A Polícia Federal (PF) concluiu nesta terça-feira (14) a primeira investigação da Operação Sem Desconto e indiciou 48 pessoas por suspeita de participação em um esquema nacional de descontos indevidos em aposentadorias e pensões do Instituto Nacional do Seguro Social (INSS),informou a Folha de S.Paulo. O relatório foi encaminhado ao ministro do Supremo Tribunal Federal (STF) André Mendonça, relator do caso.
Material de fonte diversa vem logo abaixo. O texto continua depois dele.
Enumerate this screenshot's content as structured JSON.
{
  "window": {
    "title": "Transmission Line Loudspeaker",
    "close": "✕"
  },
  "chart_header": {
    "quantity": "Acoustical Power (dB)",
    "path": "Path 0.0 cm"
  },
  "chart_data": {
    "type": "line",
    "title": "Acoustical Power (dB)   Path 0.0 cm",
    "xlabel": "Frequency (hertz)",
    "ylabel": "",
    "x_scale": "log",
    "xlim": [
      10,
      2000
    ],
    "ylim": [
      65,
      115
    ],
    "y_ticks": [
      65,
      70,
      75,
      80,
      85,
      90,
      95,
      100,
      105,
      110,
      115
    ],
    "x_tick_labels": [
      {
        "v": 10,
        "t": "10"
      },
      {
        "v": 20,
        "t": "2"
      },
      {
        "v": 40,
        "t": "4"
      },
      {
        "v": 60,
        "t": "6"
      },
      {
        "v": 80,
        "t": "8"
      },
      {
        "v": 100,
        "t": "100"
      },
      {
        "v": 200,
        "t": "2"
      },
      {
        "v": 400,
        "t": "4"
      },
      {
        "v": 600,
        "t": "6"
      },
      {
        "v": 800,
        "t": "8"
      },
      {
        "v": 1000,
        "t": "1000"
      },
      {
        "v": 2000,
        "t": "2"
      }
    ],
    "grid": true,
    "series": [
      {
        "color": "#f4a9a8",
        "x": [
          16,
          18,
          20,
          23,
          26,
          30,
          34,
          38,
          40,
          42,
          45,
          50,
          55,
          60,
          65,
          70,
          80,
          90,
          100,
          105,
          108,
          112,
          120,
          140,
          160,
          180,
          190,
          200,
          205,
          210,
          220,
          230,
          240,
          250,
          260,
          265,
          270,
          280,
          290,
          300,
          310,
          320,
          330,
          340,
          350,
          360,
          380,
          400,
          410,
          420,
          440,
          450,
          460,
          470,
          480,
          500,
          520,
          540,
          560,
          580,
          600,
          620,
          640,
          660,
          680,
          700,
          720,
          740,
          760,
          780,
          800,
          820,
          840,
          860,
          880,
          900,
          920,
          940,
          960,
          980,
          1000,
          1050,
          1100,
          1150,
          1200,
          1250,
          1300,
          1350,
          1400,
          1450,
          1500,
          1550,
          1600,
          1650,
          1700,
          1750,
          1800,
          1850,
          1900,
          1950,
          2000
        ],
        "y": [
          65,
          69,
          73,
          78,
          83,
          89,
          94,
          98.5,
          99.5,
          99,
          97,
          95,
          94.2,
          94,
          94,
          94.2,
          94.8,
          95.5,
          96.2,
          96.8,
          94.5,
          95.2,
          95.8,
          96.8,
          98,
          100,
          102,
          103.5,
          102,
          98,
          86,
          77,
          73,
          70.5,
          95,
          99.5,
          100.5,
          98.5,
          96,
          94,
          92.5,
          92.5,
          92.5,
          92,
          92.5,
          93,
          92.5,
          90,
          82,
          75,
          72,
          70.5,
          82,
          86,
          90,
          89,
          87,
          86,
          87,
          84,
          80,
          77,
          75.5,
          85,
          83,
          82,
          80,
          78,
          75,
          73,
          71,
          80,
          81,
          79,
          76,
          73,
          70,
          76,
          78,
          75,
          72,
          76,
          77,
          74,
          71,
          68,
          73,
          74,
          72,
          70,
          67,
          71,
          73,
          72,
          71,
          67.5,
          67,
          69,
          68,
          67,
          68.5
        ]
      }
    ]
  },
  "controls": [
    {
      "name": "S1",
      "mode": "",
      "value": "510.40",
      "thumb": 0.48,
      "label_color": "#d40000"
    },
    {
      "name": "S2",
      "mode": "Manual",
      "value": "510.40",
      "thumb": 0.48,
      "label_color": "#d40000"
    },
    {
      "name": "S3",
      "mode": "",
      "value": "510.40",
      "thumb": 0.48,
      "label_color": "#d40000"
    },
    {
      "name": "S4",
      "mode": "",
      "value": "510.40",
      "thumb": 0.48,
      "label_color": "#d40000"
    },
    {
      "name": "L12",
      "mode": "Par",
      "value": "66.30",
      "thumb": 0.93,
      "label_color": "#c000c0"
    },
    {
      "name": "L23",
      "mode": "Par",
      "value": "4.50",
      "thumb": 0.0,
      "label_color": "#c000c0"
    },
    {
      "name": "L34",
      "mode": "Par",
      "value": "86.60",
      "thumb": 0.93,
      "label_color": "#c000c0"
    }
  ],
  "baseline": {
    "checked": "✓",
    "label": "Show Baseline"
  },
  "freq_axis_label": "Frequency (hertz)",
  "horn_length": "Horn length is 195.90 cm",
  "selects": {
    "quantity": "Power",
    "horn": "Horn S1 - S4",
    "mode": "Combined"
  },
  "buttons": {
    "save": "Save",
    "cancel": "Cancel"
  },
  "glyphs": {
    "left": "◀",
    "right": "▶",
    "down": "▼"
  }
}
Entre os indiciados estão o ex-presidente do INSS, Alessandro Stefanutto, o ex-procurador-geral do instituto, Vinícius de Oliveira Filho, o lobista Antônio Carlos Camilo Antunes, conhecido como Careca do INSS, e o presidente da Confederação Nacional de Agricultores Familiares e Empreendedores Familiares Rurais (Conafer), Carlos Roberto Ferreira Lopes.
A Conafer está entre as entidades associativas investigadas por suspeita de participação em desvios realizados em pagamentos do INSS entre 2019 e 2024.
Descontos indevidos
Segundo a PF, o esquema consistia na cobrança de valores mensais de aposentados e pensionistas como se eles fossem filiados a associações de aposentados, embora não tivessem aderido às entidades nem autorizado os descontos.
A investigação teve início em 2023, na Controladoria-Geral da União (CGU), em âmbito administrativo. Em 2024, após a identificação de indícios de crimes, a Polícia Federal foi acionada para conduzir a apuração criminal.
De acordo com estimativas da Polícia Federal e da Controladoria-Geral da União, considerando todas as associações e sindicatos investigados, as fraudes podem ter alcançado R$ 6,3 bilhões e afetado milhares de aposentados e pensionistas do INSS.